But being aligned with or a follower of a group isn’t always borne out of logical and rational consideration of that group’s policy proposals and aims. Often, people join a controlling group simply in order to feel powerful. They have visions of stomping the heads of the losing group, or at least shouting in triumph, "My group rules!" We can only understand this tendency — and avoid it in ourselves — if we look closely at group psychology.

It’s Human Desire To Be Part of a Group

In 2020, large political groups and mass cultural movements have engulfed much of our national conversation. We’re more polarized than ever, and groups with very distinct visions of what America is and what it ought to be are vying for influence.
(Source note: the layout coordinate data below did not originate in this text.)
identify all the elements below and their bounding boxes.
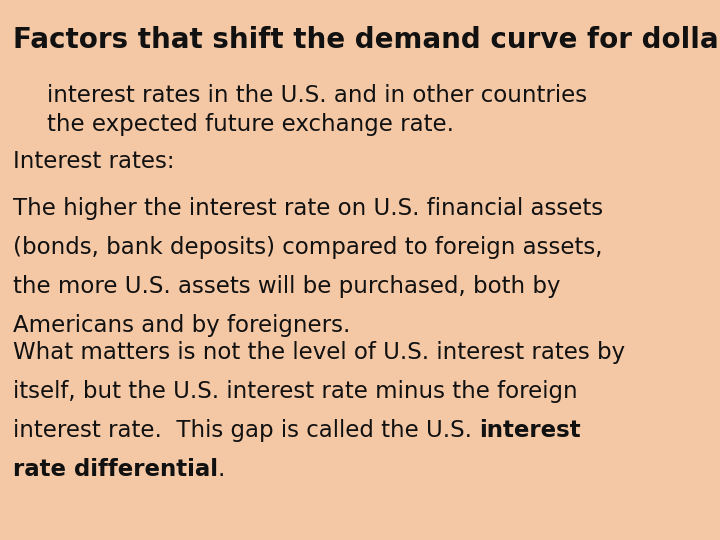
Text: the more U.S. assets will be purchased, both by: the more U.S. assets will be purchased, … [13,275,560,298]
Text: The higher the interest rate on U.S. financial assets: The higher the interest rate on U.S. fin… [13,197,603,220]
Text: rate differential: rate differential [13,458,218,481]
Text: interest: interest [480,419,581,442]
Text: the expected future exchange rate.: the expected future exchange rate. [47,113,454,137]
Text: .: . [218,458,225,481]
Text: interest rate.  This gap is called the U.S.: interest rate. This gap is called the U.… [13,419,480,442]
Text: Interest rates:: Interest rates: [13,150,174,173]
Text: Factors that shift the demand curve for dollars: Factors that shift the demand curve for … [13,26,720,54]
Text: Americans and by foreigners.: Americans and by foreigners. [13,314,351,337]
Text: What matters is not the level of U.S. interest rates by: What matters is not the level of U.S. in… [13,341,625,365]
Text: interest rates in the U.S. and in other countries: interest rates in the U.S. and in other … [47,84,587,107]
Text: itself, but the U.S. interest rate minus the foreign: itself, but the U.S. interest rate minus… [13,380,577,403]
Text: (bonds, bank deposits) compared to foreign assets,: (bonds, bank deposits) compared to forei… [13,236,603,259]
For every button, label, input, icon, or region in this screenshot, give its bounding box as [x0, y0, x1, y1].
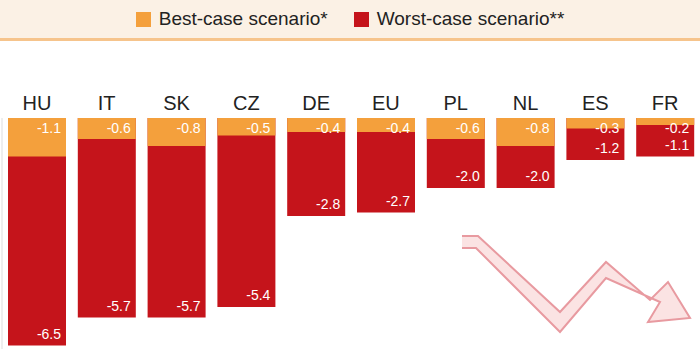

Many who have aligned themselves with controlling groups don’t seem to understand group psychology. They adopt the ideas of a mass movement not out of careful and logical consideration of that group’s ideals and policy proposals, but because they desire power. Philosopher Bertrand Russell said, “Much that passes as idealism is disguised hatred or disguised love of power.

We join groups to protect ourselves, to be aligned with like-minded people, and to further our interests.

There’s a reason why this is. We’re tribal creatures, and we join groups to protect ourselves, to be aligned with like-minded people, and to further our interests. That’s natural and okay, but the danger of this is that our desire to be part of a group may cause us to fall into groupthink —  a psychological phenomenon in which our desire for harmony or conformity to a group results in irrationality or dysfunctional behavior. We may find ourselves supporting horrible ideas and policies just to be accepted by others.

Keeping Groupthink in Check

While there’s nothing inherently wrong with being a part of a group, we need to be careful to understand our own psychology and not blindly follow a group that has bad ideas that would play out horribly in real life.

The truth is, we’re often too afraid of being cast out of a group to stand up to it when it starts to adopt or promote bad ideas. In our ancestral past, standing outside of the group was dangerous in much more literal ways than it is today — if we were cast out of the tribe, we would literally freeze or starve to death. 

Today, we can see people failing to stand up to powerful groups in modern day cancel culture. When the cancel culture mob descends on a target, we often see people apologize, fire someone, resign, or otherwise bow to the mob because standing against such a powerful group feels dangerous. Even if logic dictates the group is wrong about their assessment, beliefs, or ideals, people join them in lockstep because doing otherwise may make them feel powerless or bring great personal cost.

“In the crowd, one feels no responsibility, but also no fear.”

While we naturally gravitate toward others and feel a strong urge to be accepted as part of a group, this can lead to a state that psychoanalyst Carl Jung called mass-mindedness: instead of thinking for ourselves, we allow the group to think for us. Groups are self-affirming, so even if their ideas are irrational or unethical, speaking out against the group can lead to ostracization and alienation. 

That means that even if the group floats a bad idea or policy proposal, mass-mindedness will lead us to support it. The group has overwhelming influence, so its members act unconsciously, moving in lockstep toward some vision or goal that may ultimately be harmful, but we don’t see it or speak out. Better to be a part of the powerful group than alienated or cast out. As Jung put it, “In the crowd, one feels no responsibility, but also no fear.”

How We Can Avoid Falling into the Power Thirst Trap

So how do we avoid this temptation to be part of a controlling, powerful group? It’s perhaps no coincidence that we’ve seen so many young people join mass political movements in tandem with a rise in self-love culture — the prevalent idea that we’re already perfect, need not improve, and should just “love ourselves as we are.” Self-love culture is actually self-worship culture, and leads us to think we can't be wrong about anything. It encourages us to avoid self-reflection at all costs. But self-reflection is exactly what we need because it may reveal that we’re actually doing something bad in order to feel powerful or in the name of loyalty to a controlling group.

Self-love culture is actually self-worship culture, and it encourages us to avoid self-reflection at all costs. 

As Jung stated, “It is the nature of political bodies always to see the evil in the opposite group, just as the individual has an ineradicable tendency to get rid of everything he does not know and does not want to know about himself by foisting it off on everybody else.”

Quiet self-reflection, away from the influence of other minds, can help us to get strongly rooted in ourselves, see ourselves as autonomous, unique beings, and assess ideas for their merit — not whether or not the group agrees. This can help us avoid the sway of mass groups vying for power.

Closing Thoughts

Humans have a natural desire to align with a group, and that’s okay — but often those groups are just seeking power over others or adopt bad ideas. To avoid falling into line with a nefarious controlling group, we must become aware of our own psychology — not see ourselves as a unit whose existence is solely defined by participation in a group.